Is the unpolished quality that we associate with Warhol’s films part of the show?
We have some of that, I hope. I think those movies — “Women in Revolt,” “Trash” — are such a window into that world and yet they were not unlike MGM. Paul Morrissey felt that he could turn a camera on someone and that person would light up, and he was often right. Jackie shines in those works. And Jackie, Holly, and Candy were the Joan Crawford, Norma Shearer, and Jean Harlow of that world. There’s that kind of innocence to [“Jukebox Jackie”] as well. There’s a blowjob in it, but it might as well be Noel Coward. It’s funny.

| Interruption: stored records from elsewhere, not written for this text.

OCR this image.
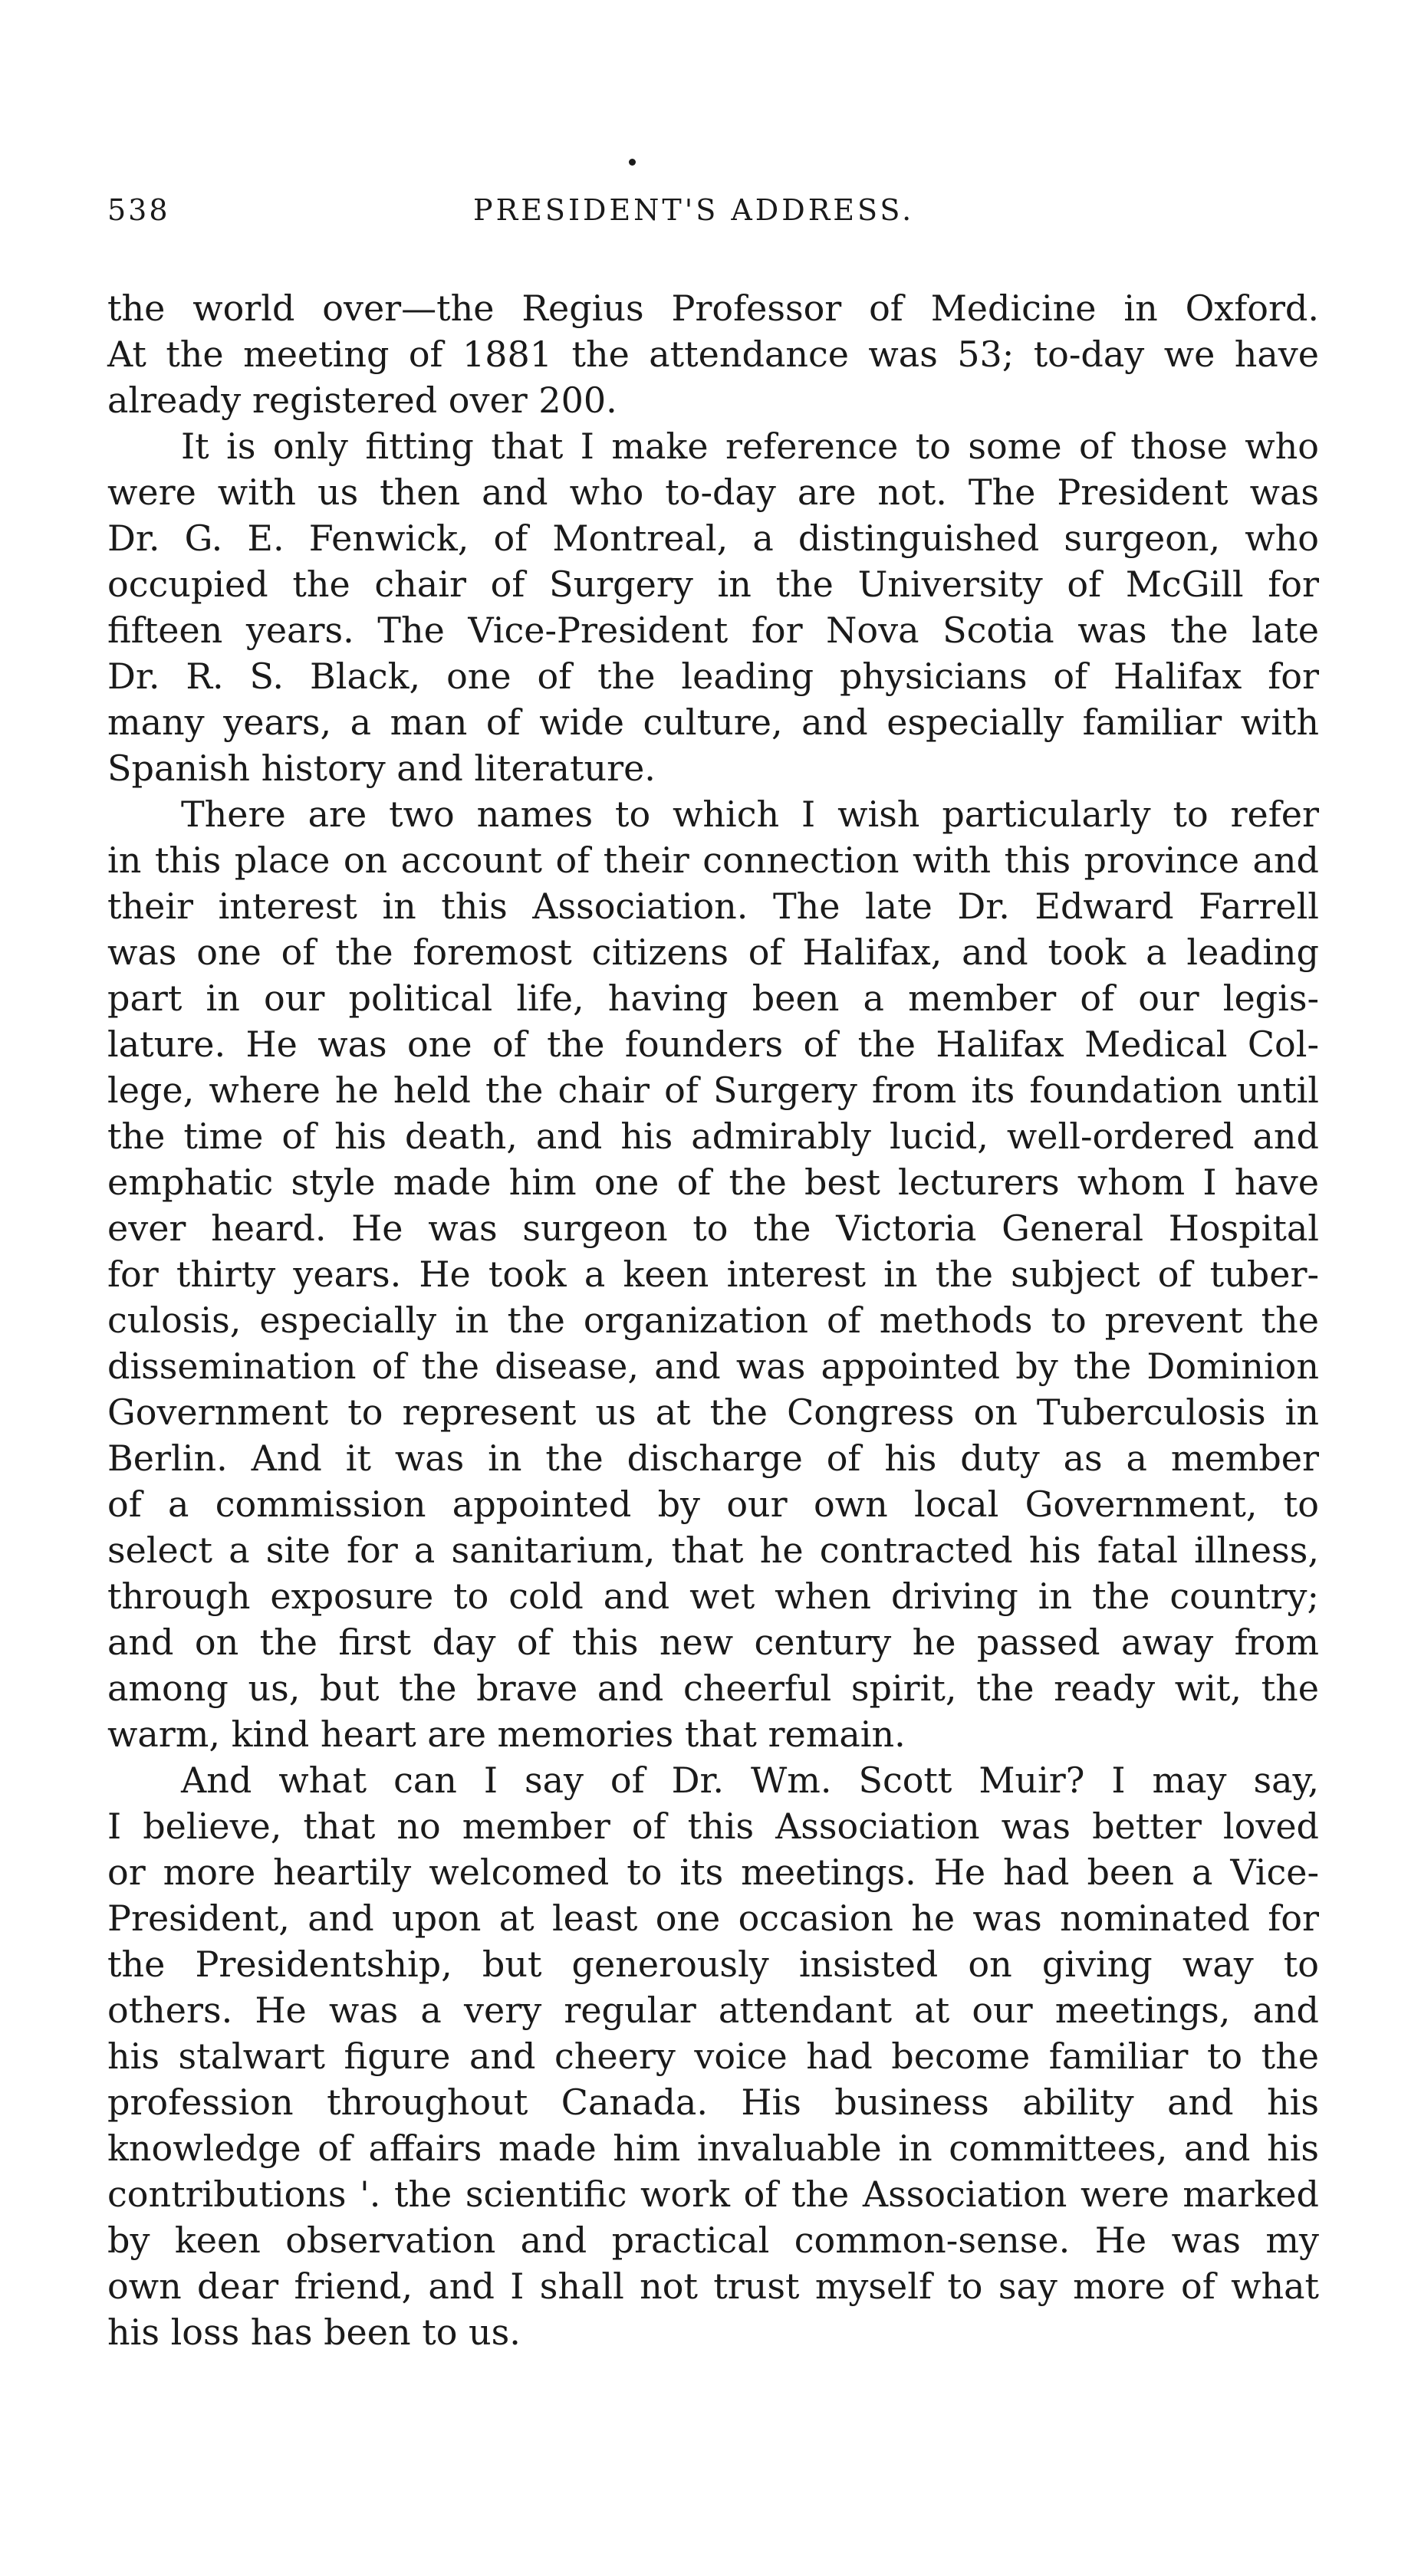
538	PRESIDENT'S ADDRESS.
the world over—the Regius Professor of Medicine in Oxford.
At the meeting of 1881 the attendance was 53; to-day we have
already registered over 200.
It is only fitting that I make reference to some of those who
were with us then and who to-day are not. The President was
Dr. G. E. Fenwick, of Montreal, a distinguished surgeon, who
occupied the chair of Surgery in the University of McGill for
fifteen years. The Vice-President for Nova Scotia was the late
Dr. R. S. Black, one of the leading physicians of Halifax for
many years, a man of wide culture, and especially familiar with
Spanish history and literature.
There are two names to which I wish particularly to refer
in this place on account of their connection with this province and
their interest in this Association. The late Dr. Edward Farrell
was one of the foremost citizens of Halifax, and took a leading
part in our political life, having been a member of our legis-
lature. He was one of the founders of the Halifax Medical Col-
lege, where he held the chair of Surgery from its foundation until
the time of his death, and his admirably lucid, well-ordered and
emphatic style made him one of the best lecturers whom I have
ever heard. He was surgeon to the Victoria General Hospital
for thirty years. He took a keen interest in the subject of tuber-
culosis, especially in the organization of methods to prevent the
dissemination of the disease, and was appointed by the Dominion
Government to represent us at the Congress on Tuberculosis in
Berlin. And it was in the discharge of his duty as a member
of a commission appointed by our own local Government, to
select a site for a sanitarium, that he contracted his fatal illness,
through exposure to cold and wet when driving in the country;
and on the first day of this new century he passed away from
among us, but the brave and cheerful spirit, the ready wit, the
warm, kind heart are memories that remain.
And what can I say of Dr. Wm. Scott Muir? I may say,
I believe, that no member of this Association was better loved
or more heartily welcomed to its meetings. He had been a Vice-
President, and upon at least one occasion he was nominated for
the Presidentship, but generously insisted on giving way to
others. He was a very regular attendant at our meetings, and
his stalwart figure and cheery voice had become familiar to the
profession throughout Canada. His business ability and his
knowledge of affairs made him invaluable in committees, and his
contributions '. the scientific work of the Association were marked
by keen observation and practical common-sense. He was my
own dear friend, and I shall not trust myself to say more of what
his loss has been to us.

Is Jackie influencing your work at 54 Below?
Well, I’m the fairy godfather of the place. I just sprinkle the fairy dust. [Producer] Richard Frankel — we’d done “Hairspray” together — said, “We want to open a cabaret and want you onboard for this.” Remember the ‘70s? You couldn’t swing a cat without hitting a cabaret — Reno Sweeney’s, Brothers and Sisters, Les Mouches, Grand Finale. I often wax poetically about Reno Sweeney and it just doesn’t exist anymore. I had no money in those days and I could still afford it. You could go every night and see Patti LuPone, Chita Rivera, the Harlettes, Peter Allen and Edie Beale [of Grey Gardens fame]. I’m encouraging a booking policy at 54 Below to include that, to have under one roof Justin [Vivian Bond], Ben Vereen, Jackie Hoffman, and Patti. I hope it has that kind of democratic atmosphere.